Team Canada and Sportsnet have teamed up to launch a six-part digital series, Athlete2Athlete.
The ten-minute webisodes will feature high performance athletes talking to each other about sport and the world around us. Introduced by Arash Madani, the series gives athletes a space to discuss how Canadians can unite and inspire others during trying times.
Among the timely topics discussed are LGBTQ+, COVID-19, anti-Black racism, mental health and more. You can look forward hearing from to some Canadian legends such as Mark Tewksbury, Rosie MacLennan, Donovan Bailey, Kia Nurse, Stephanie Labbé, and Max Parrot, just to name a few.
Webisode 3: Mark Tewksbury, Markus Thormeyer and Annie Guglia
In the third episode of the series, Olympic champion Mark Tewksbury, Rio 2016 swimmer Markus Thormeyer and skateboarding Olympic hopeful Annie Guglia talk about their experiences as LGBTQ+ athletes. At the top of their conversation, Tewksbury expresses his joy about how both Guglia and Thormeyer have been able to come out to their teammates and communities and be their authentic selves.
With celebration of Pride month being different this year, Thormeyer and Guglia took advantage of the time they had to listen and learn more about the positive impact of the Black community on the LGBTQ+ community.
“There’s usually a parade and stuff. I think in replacement of that, I have been educating myself on how the Black community has helped shaped the LGBTQ+ culture; and also, how they have contributed to gay rights,” said Thormeyer. “I think that through education anyone can just become a better ally for the community and my fellow community members.”
The three reflect on the empathy that they can give the Black community as they know what it can feel like to be marginalized and isolated. Tewksbury says that even though the three may not understand what the Black community goes through, they can be allies and help amplify the voices for others in support.
Webisode 2: Miah-Marie Langlois and Kia Nurse
In the second webisode of the series, Team Canada basketball stars Nurse and Langlois discuss the recent anti-Black racism protests as the Rio 2016 Olympians try to make sense of events that transpired after the death of George Floyd. The two talk through how they are feeling and what needs to change to make the world – and sports – an inclusive space for everyone.
“How do you break the system, how do you abolish the system […] You can’t erase history, you can’t take it back, you have to teach it, people need to see it, people need to know it and understand it — so that if my kids went up to someone one day and said, ‘Do you know who Rosa Parks is?’ I hope that their white allies know who Rosa Parks is,” said Nurse.
Nurse and Langlois talk about the importance of accessibility within sport, so that no matter someone’s background, they have the opportunity to participate.
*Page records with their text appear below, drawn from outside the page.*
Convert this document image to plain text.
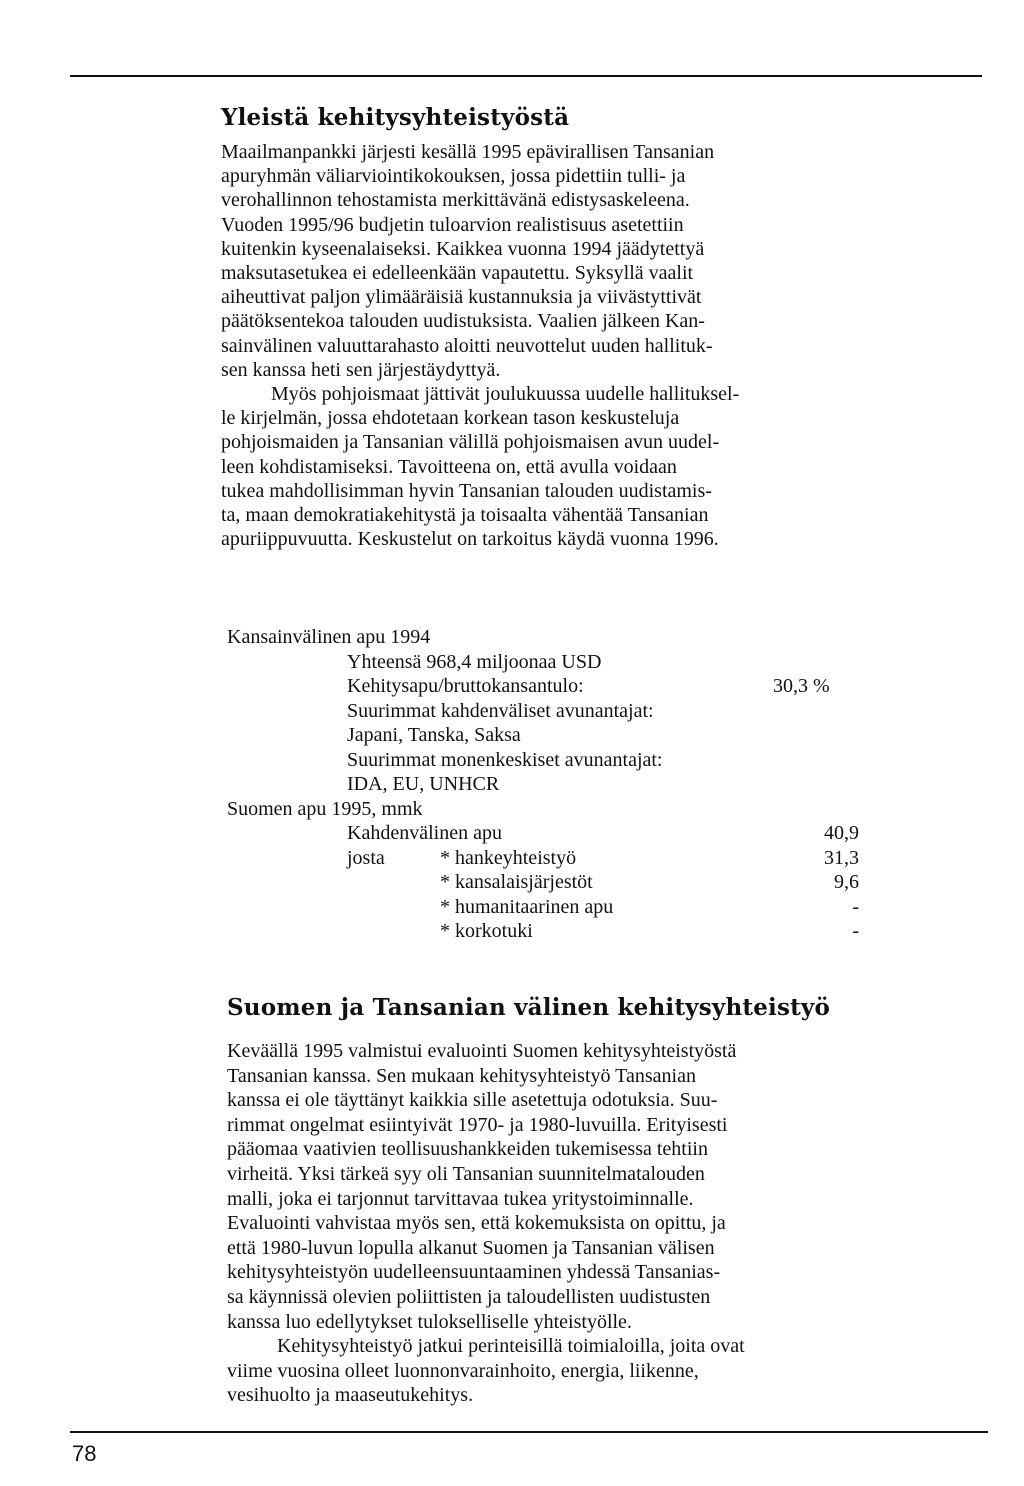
Yleistä kehitysyhteistyöstä

Maailmanpankki järjesti kesällä 1995 epävirallisen Tansanian
apuryhmän väliarviointikokouksen, jossa pidettiin tulli- ja
verohallinnon tehostamista merkittävänä edistysaskeleena.
Vuoden 1995/96 budjetin tuloarvion realistisuus asetettiin
kuitenkin kyseenalaiseksi. Kaikkea vuonna 1994 jäädytettyä
maksutasetukea ei edelleenkään vapautettu. Syksyllä vaalit
aiheuttivat paljon ylimääräisiä kustannuksia ja viivästyttivät
päätöksentekoa talouden uudistuksista. Vaalien jälkeen Kan-
sainvälinen valuuttarahasto aloitti neuvottelut uuden hallituk-
sen kanssa heti sen järjestäydyttyä.
Myös pohjoismaat jättivät joulukuussa uudelle hallituksel-
le kirjelmän, jossa ehdotetaan korkean tason keskusteluja
pohjoismaiden ja Tansanian välillä pohjoismaisen avun uudel-
leen kohdistamiseksi. Tavoitteena on, että avulla voidaan
tukea mahdollisimman hyvin Tansanian talouden uudistamis-
ta, maan demokratiakehitystä ja toisaalta vähentää Tansanian
apuriippuvuutta. Keskustelut on tarkoitus käydä vuonna 1996.

Kansainvälinen apu 1994
Yhteensä 968,4 miljoonaa USD
Kehitysapu/bruttokansantulo:	30,3 %
Suurimmat kahdenväliset avunantajat:
Japani, Tanska, Saksa
Suurimmat monenkeskiset avunantajat:
IDA, EU, UNHCR
Suomen apu 1995, mmk
Kahdenvälinen apu	40,9
josta	* hankeyhteistyö	31,3
* kansalaisjärjestöt	9,6
* humanitaarinen apu	-
* korkotuki	-
Suomen ja Tansanian välinen kehitysyhteistyö

Keväällä 1995 valmistui evaluointi Suomen kehitysyhteistyöstä
Tansanian kanssa. Sen mukaan kehitysyhteistyö Tansanian
kanssa ei ole täyttänyt kaikkia sille asetettuja odotuksia. Suu-
rimmat ongelmat esiintyivät 1970- ja 1980-luvuilla. Erityisesti
pääomaa vaativien teollisuushankkeiden tukemisessa tehtiin
virheitä. Yksi tärkeä syy oli Tansanian suunnitelmatalouden
malli, joka ei tarjonnut tarvittavaa tukea yritystoiminnalle.
Evaluointi vahvistaa myös sen, että kokemuksista on opittu, ja
että 1980-luvun lopulla alkanut Suomen ja Tansanian välisen
kehitysyhteistyön uudelleensuuntaaminen yhdessä Tansanias-
sa käynnissä olevien poliittisten ja taloudellisten uudistusten
kanssa luo edellytykset tulokselliselle yhteistyölle.
Kehitysyhteistyö jatkui perinteisillä toimialoilla, joita ovat
viime vuosina olleet luonnonvarainhoito, energia, liikenne,
vesihuolto ja maaseutukehitys.

78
Both Langlois and Nurse explain how basketball helped them meet people from a variety of backgrounds. They say being able to work with different players of different lifestyles, ethnicities and others who don’t look like them taught them not only to work together to achieve the same athletic aspirations and goals, but to also better understand, learn and appreciate one another.
Webisode 1: Stephanie Labbé and Rosie MacLennan
Kicking off the series are two-time Olympic champion MacLennan and Olympic bronze medallist Labbé, who discuss training at home in a COVID-19 world— MacLennan without a trampoline at her disposal, Labbé practicing without soccer balls— and the adaptations the Olympic athletes have made.
Despite their unusual training environments, they both agree that it’s important to focus on the aspects they can control and scheduling time for themselves to stay grounded. Labbé talked about the importance of doing meditation every day for her and her partner, track cyclist Georgia Simmerling.
“Georgia and I, probably for about two weeks after the initial decision [to not go to the Olympics] started feeling the weight of it and the emotions on it—both of us had plans on retiring after this year—and you start asking all these questions and thinking about the ‘what ifs’ and [it] snowballs,” said Labbé. “It kind of takes you outside of your body and your head can go on with these thoughts for so long. So, I think meditation definitely grounds us and kind of brings us back to the present moment.”